Canadian food security and ocean protection are not opposing forces, they are one and the same…nourishment, respect and sustainability.
This past year made it crystal clear that the future of food is not a problem for tomorrow, it’s a dire need from yesteryear.
The realities of climate change, population growth, warming waters, shrinking farmland, and the continuous depletion of wild fisheries have brought us to a moment that demands a united effort to feed the world.
The United Nations has reported time and again on how desperately the world needs more food, especially from the oceans, because growing food on the ocean is viable and accessible without leaving a massive carbon footprint.
Take a quick glance at the headlines today and what do we see? Flooded lands. Rivers are drying up. Soils cannot endlessly regenerate. Wild fisheries are diminishing.
When it comes to ocean farming in British Columbia – which offers more possibility than one could imagine – the industry approaches farming with humility, science, and respect
The world need to stop treating aquaculture as an experiment imposed upon the sea and really see it for what it is. Aquaculture is an extension of agriculture itself, deserving of the same place at the table and governed by the same expectations of stewardship, accountability, and continuous improvement.
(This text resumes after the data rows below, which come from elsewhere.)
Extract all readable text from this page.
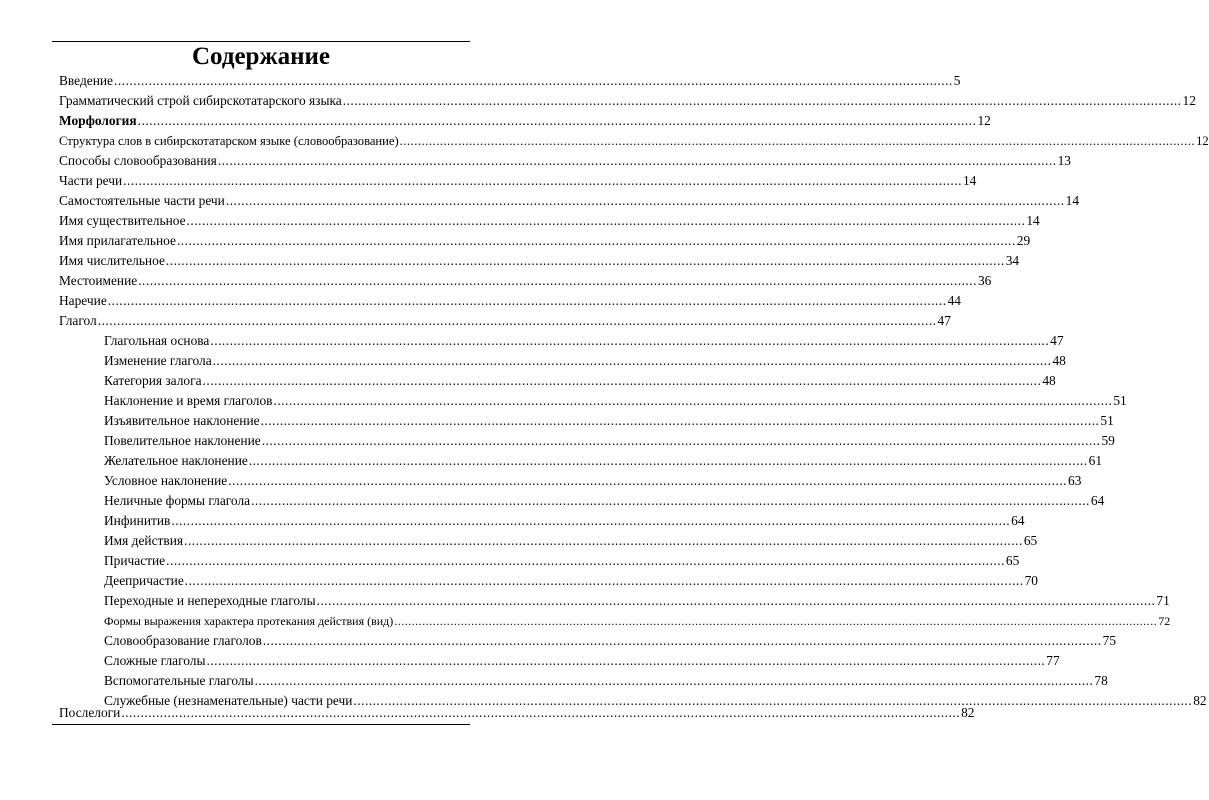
Содержание
Введение .......................................................................................................................................................................................................................... 5
Грамматический строй сибирскотатарского языка .......................................................................................................................................................................................................................... 12
Морфология .......................................................................................................................................................................................................................... 12
Структура слов в сибирскотатарском языке (словообразование) .......................................................................................................................................................................................................................... 12
Способы словообразования .......................................................................................................................................................................................................................... 13
Части речи .......................................................................................................................................................................................................................... 14
Самостоятельные части речи .......................................................................................................................................................................................................................... 14
Имя существительное .......................................................................................................................................................................................................................... 14
Имя прилагательное .......................................................................................................................................................................................................................... 29
Имя числительное .......................................................................................................................................................................................................................... 34
Местоимение .......................................................................................................................................................................................................................... 36
Наречие .......................................................................................................................................................................................................................... 44
Глагол .......................................................................................................................................................................................................................... 47
Глагольная основа .......................................................................................................................................................................................................................... 47
Изменение глагола .......................................................................................................................................................................................................................... 48
Категория залога .......................................................................................................................................................................................................................... 48
Наклонение и время глаголов .......................................................................................................................................................................................................................... 51
Изъявительное наклонение .......................................................................................................................................................................................................................... 51
Повелительное наклонение .......................................................................................................................................................................................................................... 59
Желательное наклонение .......................................................................................................................................................................................................................... 61
Условное наклонение .......................................................................................................................................................................................................................... 63
Неличные формы глагола .......................................................................................................................................................................................................................... 64
Инфинитив .......................................................................................................................................................................................................................... 64
Имя действия .......................................................................................................................................................................................................................... 65
Причастие .......................................................................................................................................................................................................................... 65
Деепричастие .......................................................................................................................................................................................................................... 70
Переходные и непереходные глаголы .......................................................................................................................................................................................................................... 71
Формы выражения характера протекания действия (вид) .......................................................................................................................................................................................................................... 72
Словообразование глаголов .......................................................................................................................................................................................................................... 75
Сложные глаголы .......................................................................................................................................................................................................................... 77
Вспомогательные глаголы .......................................................................................................................................................................................................................... 78
Служебные (незнаменательные) части речи .......................................................................................................................................................................................................................... 82
Послелоги .......................................................................................................................................................................................................................... 82
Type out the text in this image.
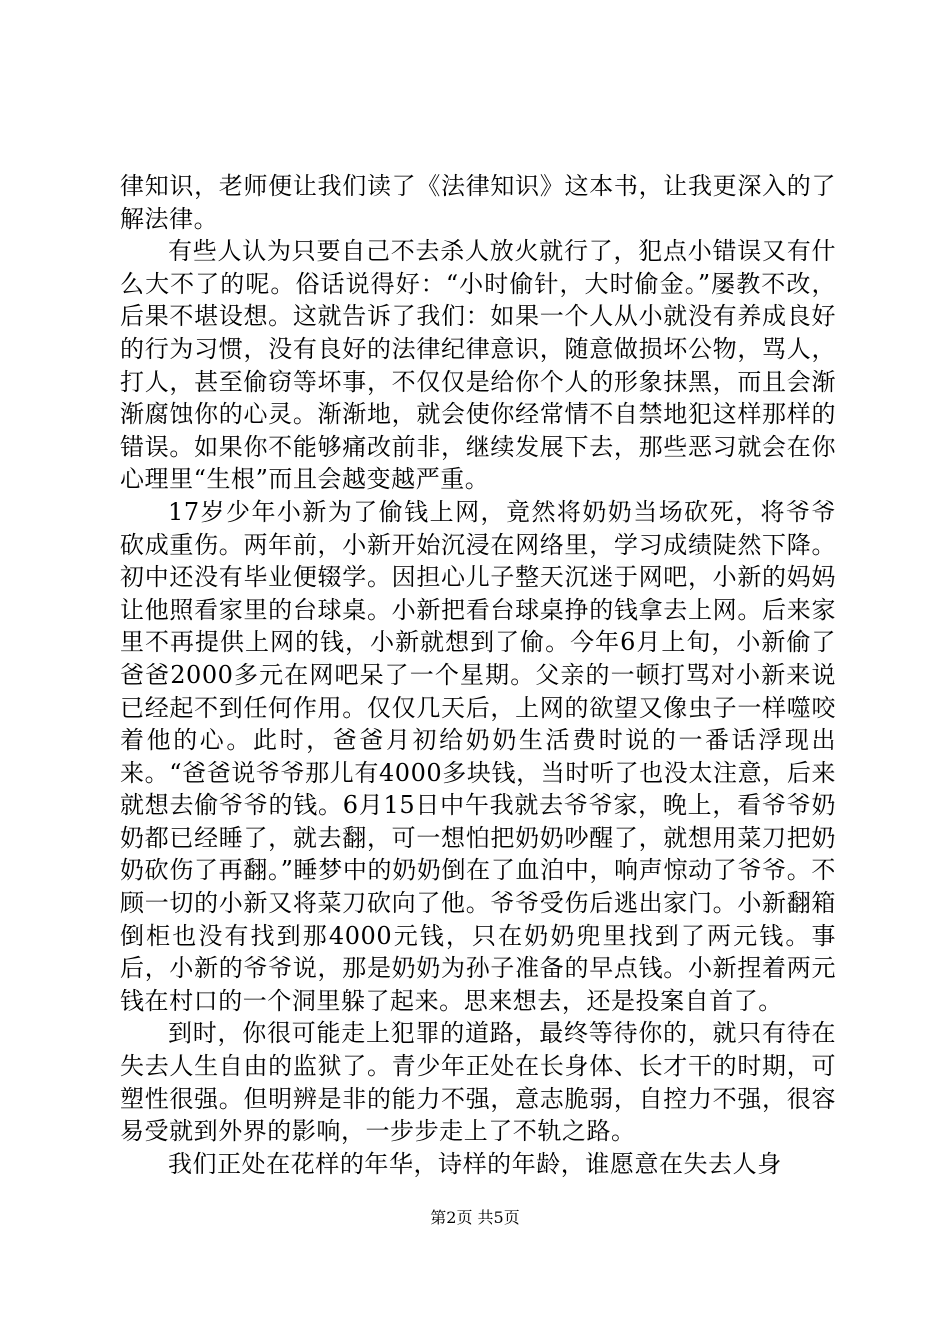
律知识，老师便让我们读了《法律知识》这本书，让我更深入的了解法律。

有些人认为只要自己不去杀人放火就行了，犯点小错误又有什么大不了的呢。俗话说得好：“小时偷针，大时偷金。”屡教不改，后果不堪设想。这就告诉了我们：如果一个人从小就没有养成良好的行为习惯，没有良好的法律纪律意识，随意做损坏公物，骂人，打人，甚至偷窃等坏事，不仅仅是给你个人的形象抹黑，而且会渐渐腐蚀你的心灵。渐渐地，就会使你经常情不自禁地犯这样那样的错误。如果你不能够痛改前非，继续发展下去，那些恶习就会在你心理里“生根”而且会越变越严重。

17岁少年小新为了偷钱上网，竟然将奶奶当场砍死，将爷爷砍成重伤。两年前，小新开始沉浸在网络里，学习成绩陡然下降。初中还没有毕业便辍学。因担心儿子整天沉迷于网吧，小新的妈妈让他照看家里的台球桌。小新把看台球桌挣的钱拿去上网。后来家里不再提供上网的钱，小新就想到了偷。今年6月上旬，小新偷了爸爸2000多元在网吧呆了一个星期。父亲的一顿打骂对小新来说已经起不到任何作用。仅仅几天后，上网的欲望又像虫子一样噬咬着他的心。此时，爸爸月初给奶奶生活费时说的一番话浮现出来。“爸爸说爷爷那儿有4000多块钱，当时听了也没太注意，后来就想去偷爷爷的钱。6月15日中午我就去爷爷家，晚上，看爷爷奶奶都已经睡了，就去翻，可一想怕把奶奶吵醒了，就想用菜刀把奶奶砍伤了再翻。”睡梦中的奶奶倒在了血泊中，响声惊动了爷爷。不顾一切的小新又将菜刀砍向了他。爷爷受伤后逃出家门。小新翻箱倒柜也没有找到那4000元钱，只在奶奶兜里找到了两元钱。事后，小新的爷爷说，那是奶奶为孙子准备的早点钱。小新捏着两元钱在村口的一个洞里躲了起来。思来想去，还是投案自首了。

到时，你很可能走上犯罪的道路，最终等待你的，就只有待在失去人生自由的监狱了。青少年正处在长身体、长才干的时期，可塑性很强。但明辨是非的能力不强，意志脆弱，自控力不强，很容易受就到外界的影响，一步步走上了不轨之路。

我们正处在花样的年华，诗样的年龄，谁愿意在失去人身

第2页 共5页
When our ancestors started growing food, we did not abandon land farming because it once caused harm. We insisted it do better, and indeed it did, but it took centuries to get there. Aquaculture has followed the same path, learning from its early missteps and reshaping itself through regulation, monitoring, and innovation. Except it took less than two decades to get here.
Credit is due to the young farmers who are stepping onto floating walkways day and night, armed with belief, passion and hope. They are trained in oceanography, biology, engineering, environmental science, and data analysis.
They work with real time information rather than ideology. They read oxygen levels, currents, fish health, plankton cycles, and seabed recovery because they respect the environment and the future they are shaping.
These young people are scientists, technologists, environmentalists, scholars, and nurturing farmers. They operate underwater cameras, sensors, genomic testing, remote operated vehicles, and monitoring systems that few ocean-based industries have adopted at this scale.
Their work has pushed forward aqua technology that now benefits climate research, renewable energy, marine conservation, feed science, and circular manufacturing, improving how we understand and interact with the ocean as a whole.
In the pursuit of perceived purity, some activist movements have chosen dogma over flexibility. In doing so, they risk undermining one of the most promising food systems available to a warming world. Anti-food growing activism threatens food security, discourages innovation, and dissuades young people who want to feed others without stripping wild ecosystems already under immense pressure.
Food security and ocean protection are not opposing forces, they are one and the same in a world that accepts nourishment is a shared responsibility that feeds and protects.
Before I close, it must be said that I am disappointed by a government that is wildly chasing foreign investors while trying to rid British Columbia of the investors that are already here. What message are they sending to the world? Who would want to invest when the government – led by an economist no less – makes it a tenuous venture?
These investors who believed in Canada, who invested here when it was a difficult time to invest, are now being pushed to leave. Decades of investment in people, research, innovation, clean technology, and education would unravel.
The consequences of dismantling a most-needed aquaculture industry in British Columbia will not be easily reversed. Knowledge will disperse, talent will follow opportunity abroad, and future generations will inherit nothing but hunger. Hunger for knowledge, for growth, for food.
Trust is never built overnight, but bad decisions are instantaneous and lasting. So, for those in power contemplating our young salmon farmers future, I ask you to do better!
And for those investors who took a chance on Canada and Canadians, don’t give up on us.
And finally and above all else…you young farmers inspire me, you are leading us into a whole new world of respect and potential, a world we took for granted that you are now trying to save. Keep on reaching for your ideals, and we will all be better for it.